The A’s appear to have found their 2020 niche.
It’s extra innings. For the second time in eight games, the A’s played overtime baseball Saturday night in Seattle. For the second time they won, 3-2 on Robbie Grossman’s pinch-hit double to right-center.
The A’s are 4-4 and half of their wins have come in extra innings. Eight days ago, on opening night, Matt Olson hit a walkoff grand slam in the 10th inning for the A’s first extra-inning win.
For the first time in Grossman’s Major League career, he came to the plate with an automatic base runner on second. In this case, Tony Kemp pinch ran for Khris Davis, who'd made the final out of the ninth inning. There was no double, no single and steal of second to get the runner there, just a rule change that mandates all extra innings start with a runner at second base.
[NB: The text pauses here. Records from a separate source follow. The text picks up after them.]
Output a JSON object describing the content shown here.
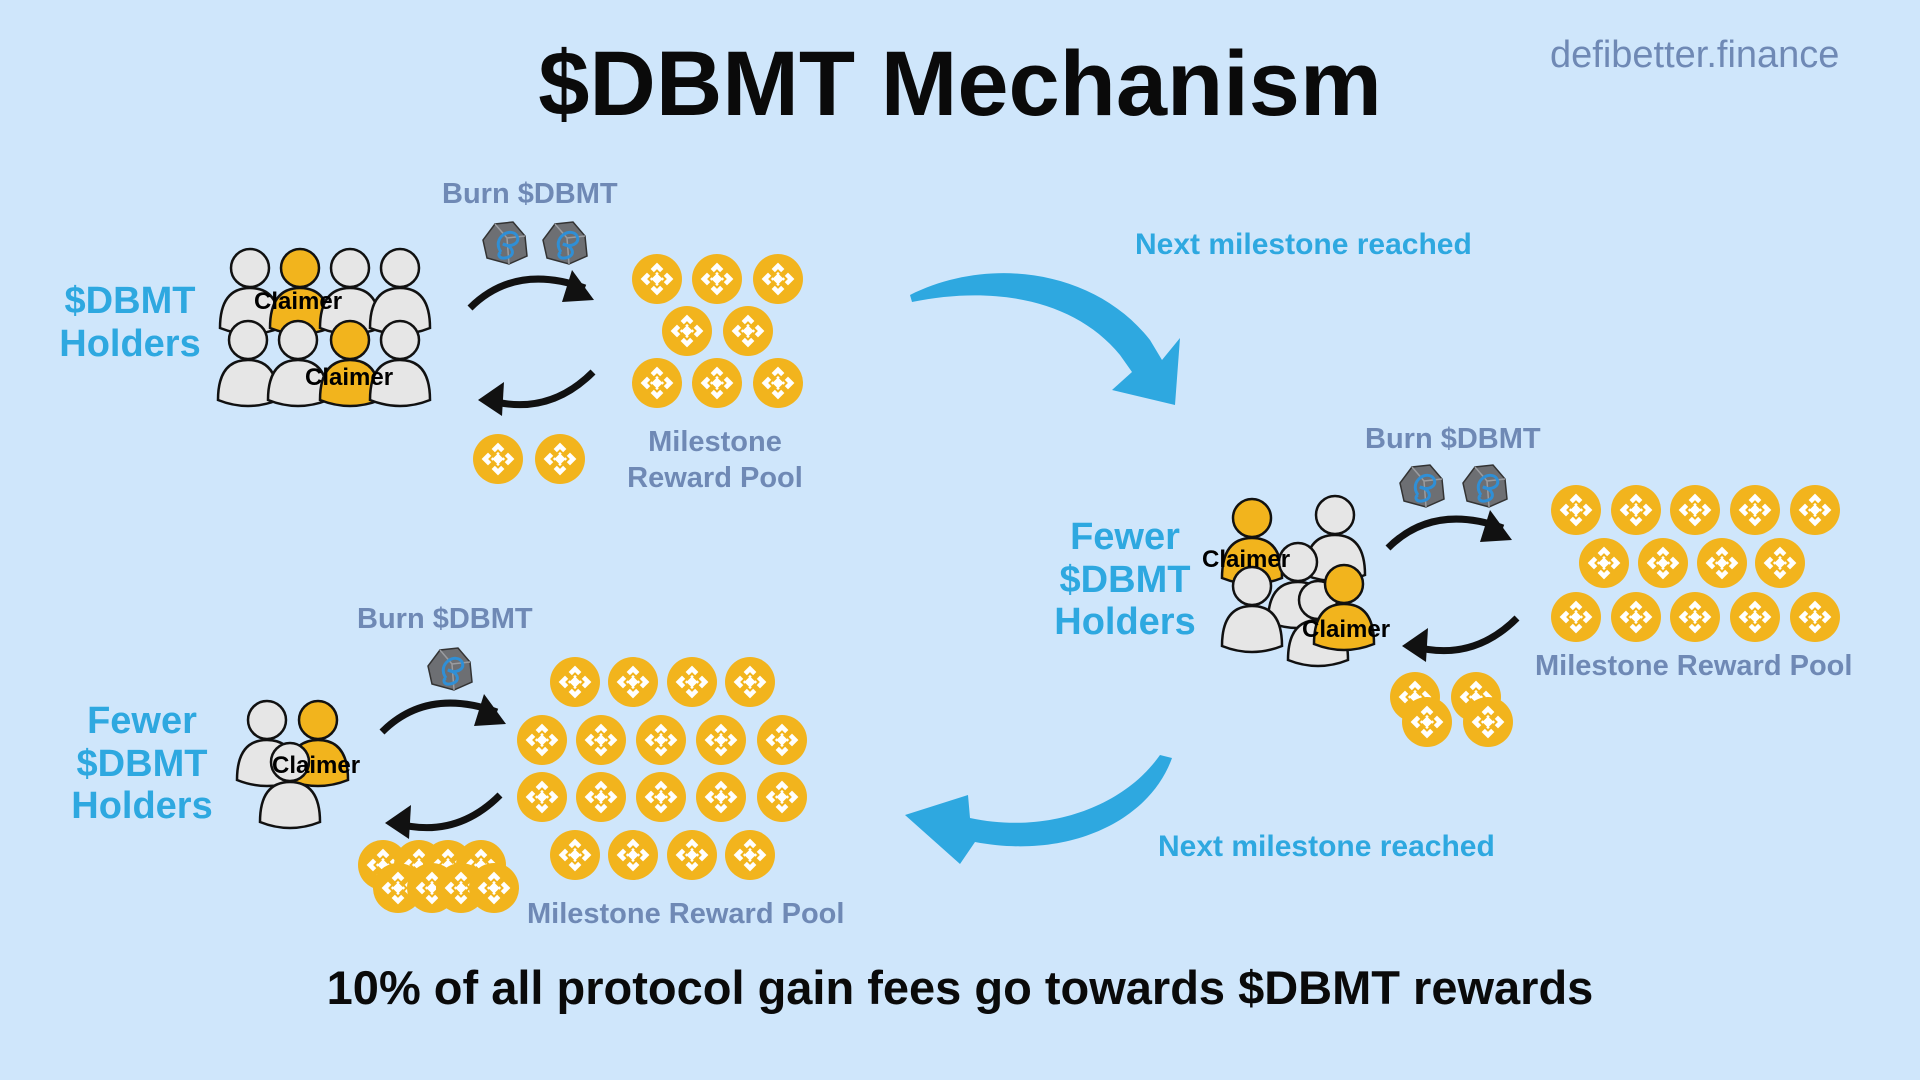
{
  "title": "$DBMT Mechanism",
  "site": "defibetter.finance",
  "footer": "10% of all protocol gain fees go towards $DBMT rewards",
  "arrow_label": "Next milestone reached",
  "colors": {
    "background": "#cfe6fb",
    "accent": "#2ea8e0",
    "label": "#6f89b5",
    "coin": "#f2b41d",
    "person": "#e8e8e8"
  },
  "stages": [
    {
      "holders_label": "$DBMT\nHolders",
      "burn_label": "Burn $DBMT",
      "pool_label": "Milestone\nReward Pool",
      "claimer_label": "Claimer"
    },
    {
      "holders_label": "Fewer\n$DBMT\nHolders",
      "burn_label": "Burn $DBMT",
      "pool_label": "Milestone Reward Pool",
      "claimer_label": "Claimer"
    },
    {
      "holders_label": "Fewer\n$DBMT\nHolders",
      "burn_label": "Burn $DBMT",
      "pool_label": "Milestone Reward Pool",
      "claimer_label": "Claimer"
    }
  ],
  "icons": {
    "coin": "bnb-coin-icon",
    "burn_token": "dbmt-rock-token-icon",
    "person": "person-icon"
  }
}
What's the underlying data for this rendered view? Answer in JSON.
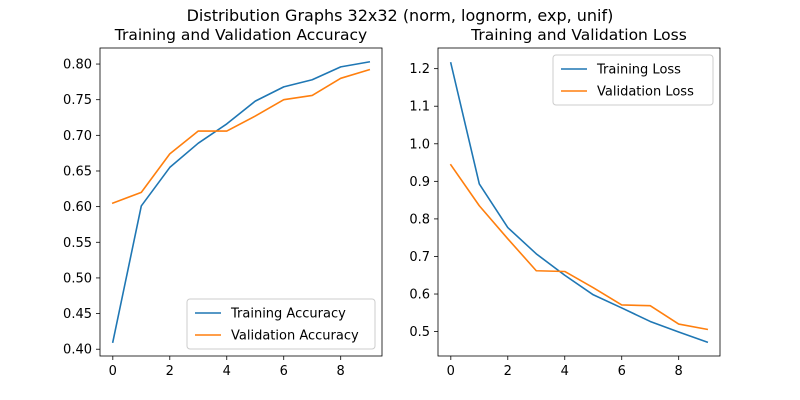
{
  "suptitle": "Distribution Graphs 32x32 (norm, lognorm, exp, unif)",
  "colors": {
    "training": "#1f77b4",
    "validation": "#ff7f0e"
  },
  "chart_data": [
    {
      "type": "line",
      "title": "Training and Validation Accuracy",
      "xlabel": "",
      "ylabel": "",
      "x": [
        0,
        1,
        2,
        3,
        4,
        5,
        6,
        7,
        8,
        9
      ],
      "xlim": [
        -0.45,
        9.45
      ],
      "ylim": [
        0.3905,
        0.8225
      ],
      "xticks": [
        0,
        2,
        4,
        6,
        8
      ],
      "yticks": [
        0.4,
        0.45,
        0.5,
        0.55,
        0.6,
        0.65,
        0.7,
        0.75,
        0.8
      ],
      "ytick_labels": [
        "0.40",
        "0.45",
        "0.50",
        "0.55",
        "0.60",
        "0.65",
        "0.70",
        "0.75",
        "0.80"
      ],
      "legend_position": "lower-right",
      "series": [
        {
          "name": "Training Accuracy",
          "color": "#1f77b4",
          "values": [
            0.41,
            0.601,
            0.655,
            0.689,
            0.716,
            0.748,
            0.768,
            0.778,
            0.796,
            0.803
          ]
        },
        {
          "name": "Validation Accuracy",
          "color": "#ff7f0e",
          "values": [
            0.605,
            0.62,
            0.674,
            0.706,
            0.706,
            0.727,
            0.75,
            0.756,
            0.78,
            0.792
          ]
        }
      ]
    },
    {
      "type": "line",
      "title": "Training and Validation Loss",
      "xlabel": "",
      "ylabel": "",
      "x": [
        0,
        1,
        2,
        3,
        4,
        5,
        6,
        7,
        8,
        9
      ],
      "xlim": [
        -0.45,
        9.45
      ],
      "ylim": [
        0.435,
        1.255
      ],
      "xticks": [
        0,
        2,
        4,
        6,
        8
      ],
      "yticks": [
        0.5,
        0.6,
        0.7,
        0.8,
        0.9,
        1.0,
        1.1,
        1.2
      ],
      "ytick_labels": [
        "0.5",
        "0.6",
        "0.7",
        "0.8",
        "0.9",
        "1.0",
        "1.1",
        "1.2"
      ],
      "legend_position": "upper-right",
      "series": [
        {
          "name": "Training Loss",
          "color": "#1f77b4",
          "values": [
            1.215,
            0.893,
            0.777,
            0.707,
            0.65,
            0.598,
            0.563,
            0.527,
            0.499,
            0.472
          ]
        },
        {
          "name": "Validation Loss",
          "color": "#ff7f0e",
          "values": [
            0.944,
            0.835,
            0.747,
            0.662,
            0.66,
            0.617,
            0.571,
            0.569,
            0.52,
            0.506
          ]
        }
      ]
    }
  ]
}
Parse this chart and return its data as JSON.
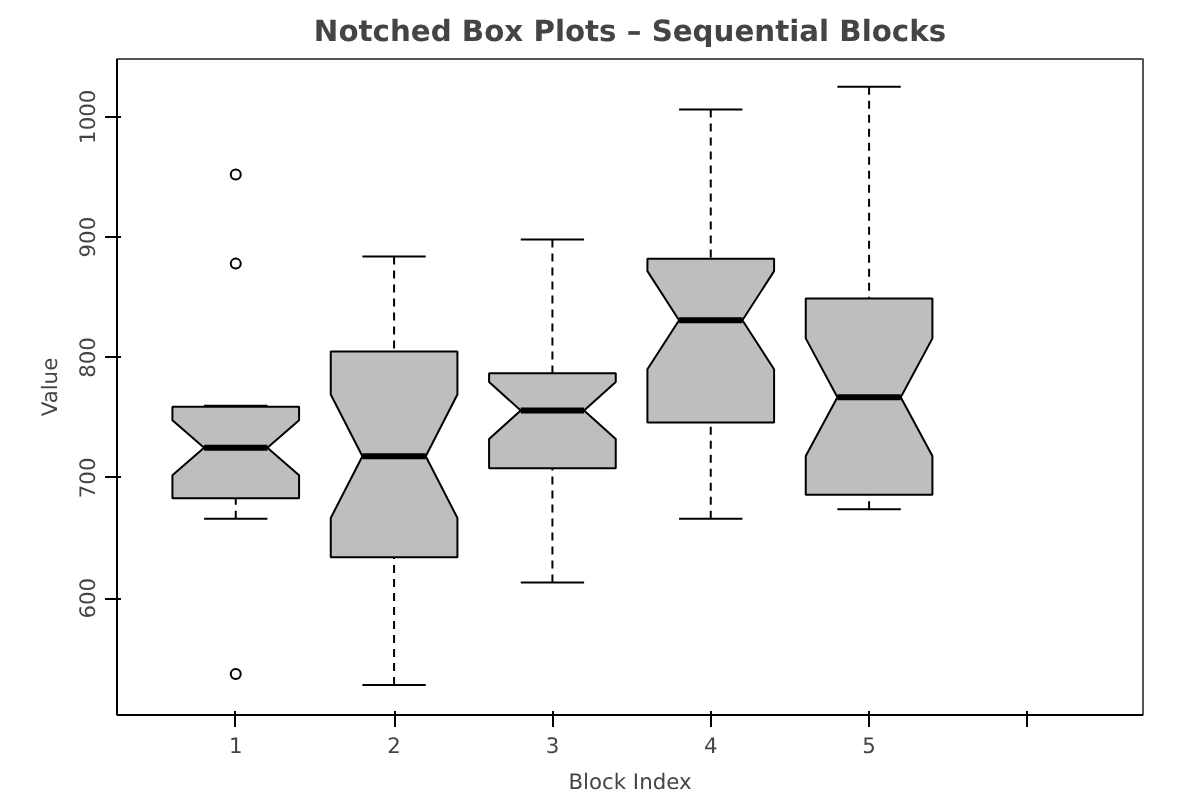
{
  "chart_data": {
    "type": "box",
    "title": "Notched Box Plots – Sequential Blocks",
    "xlabel": "Block Index",
    "ylabel": "Value",
    "categories": [
      "1",
      "2",
      "3",
      "4",
      "5",
      null
    ],
    "color": "#bebebe",
    "boxes": [
      {
        "low": 666,
        "q1": 683,
        "median": 725,
        "q3": 759,
        "high": 760,
        "outliers": [
          952,
          878,
          537
        ]
      },
      {
        "low": 528,
        "q1": 634,
        "median": 718,
        "q3": 805,
        "high": 884
      },
      {
        "low": 613,
        "q1": 708,
        "median": 756,
        "q3": 787,
        "high": 898
      },
      {
        "low": 666,
        "q1": 746,
        "median": 831,
        "q3": 882,
        "high": 1006
      },
      {
        "low": 674,
        "q1": 686,
        "median": 767,
        "q3": 849,
        "high": 1025
      },
      null
    ],
    "ylim": [
      503,
      1048
    ],
    "yticks": [
      600,
      700,
      800,
      900,
      1000
    ],
    "grid": false
  }
}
“It’s just an adjustment, and basically we’re going to adjust to all these changes,” Grossman said, saying he took the same basic approach he’d have taken in any other man-on-second situation.
Grossman actually had a chance to produce a second run. He’d made it all the way to third base with one out, but he was sent back to second by the umpires, who determined that the ball he hit had gotten wedged at the base of the wall in right-center. Had he been at third, he would have scored on a subsequent fly ball by Marcus Semien.
No matter. Liam Hendriks pitched a 1-2-3 bottom of the 10th to give the A’s their first road win of 2020.
Saturday’s win was significant for the A’s in that it broke a three-game losing streak, but also in that two of the club’s prime slumping hitters, Khris Davis and Chad Pinder, showed life. Davis got his first hit of 2020 after an 0-for-16 start. And Pinder, who came into the seventh inning 1-for-11 for the season, crushed a two-run homer that got the A’s even.
Pinder said that despite the fact that the A’s as a team came into the game with a .194 average and came into the seventh inning having just three singles, not much changed in his approach.
“You’ve got to take seven games with a grain of salt,” Pinder said. “We’re all just getting into the swing of things. Obviously, you want to put together competitive at-bats. But nine at-bats in, I can’t start hitting the panic button.
“That goes the same for everyone in our lineup. I don’t see anybody hitting the panic button. We’re just going to work trying to iron things out now that we’re back to .500 now.”
Pinder gave the A’s a scare in the fifth inning when he came up limping after being spiked while taking a throw at second base. His left leg got between the bag and runner J.P. Crawford, who was trying to steal. Crawford never touched the bag because Pinder had it blocked, but his spikes rode hard into Pinder’s leg.
“Yeah, I got hit pretty bad,” Pinder said. “I’m lucky it didn’t roll up or anything. My foot just got caught in an awkward position. He (Crawford) didn’t anything wrong. I just got caught in an awkward position.”
Davis, who’d sat out the previous two games because of his slump, fouled out in his first at-bat, then singled to center the second time up. It was a nice moment when Davis, with a wry smile at first base, called for the baseball, one to keep as a souvenir.
“Khris had some good swing today,” Melvin said. “He made a little adjustment with his hands today. And all the way around, I thought he had much better swings. He got the bat head out a little quicker, pulled a couple of balls today and just missed the first one. He’s made an adjustment where he doesn’t look like he’s late.”
The A’s got their usual overabundance of quality relief work once starter Mike Fiers (six innings, two runs), left the game. Jake Diekman, Yusmeiro Petit and Joakim Soria (credited with the win) pitched scoreless baseball before Hendriks closed it out. Soria had the biggest moment, pitching in the ninth. He loaded the bases, but struck out the side, including getting Jose Marmolejos and Shed Long back to back after the bases were jammed.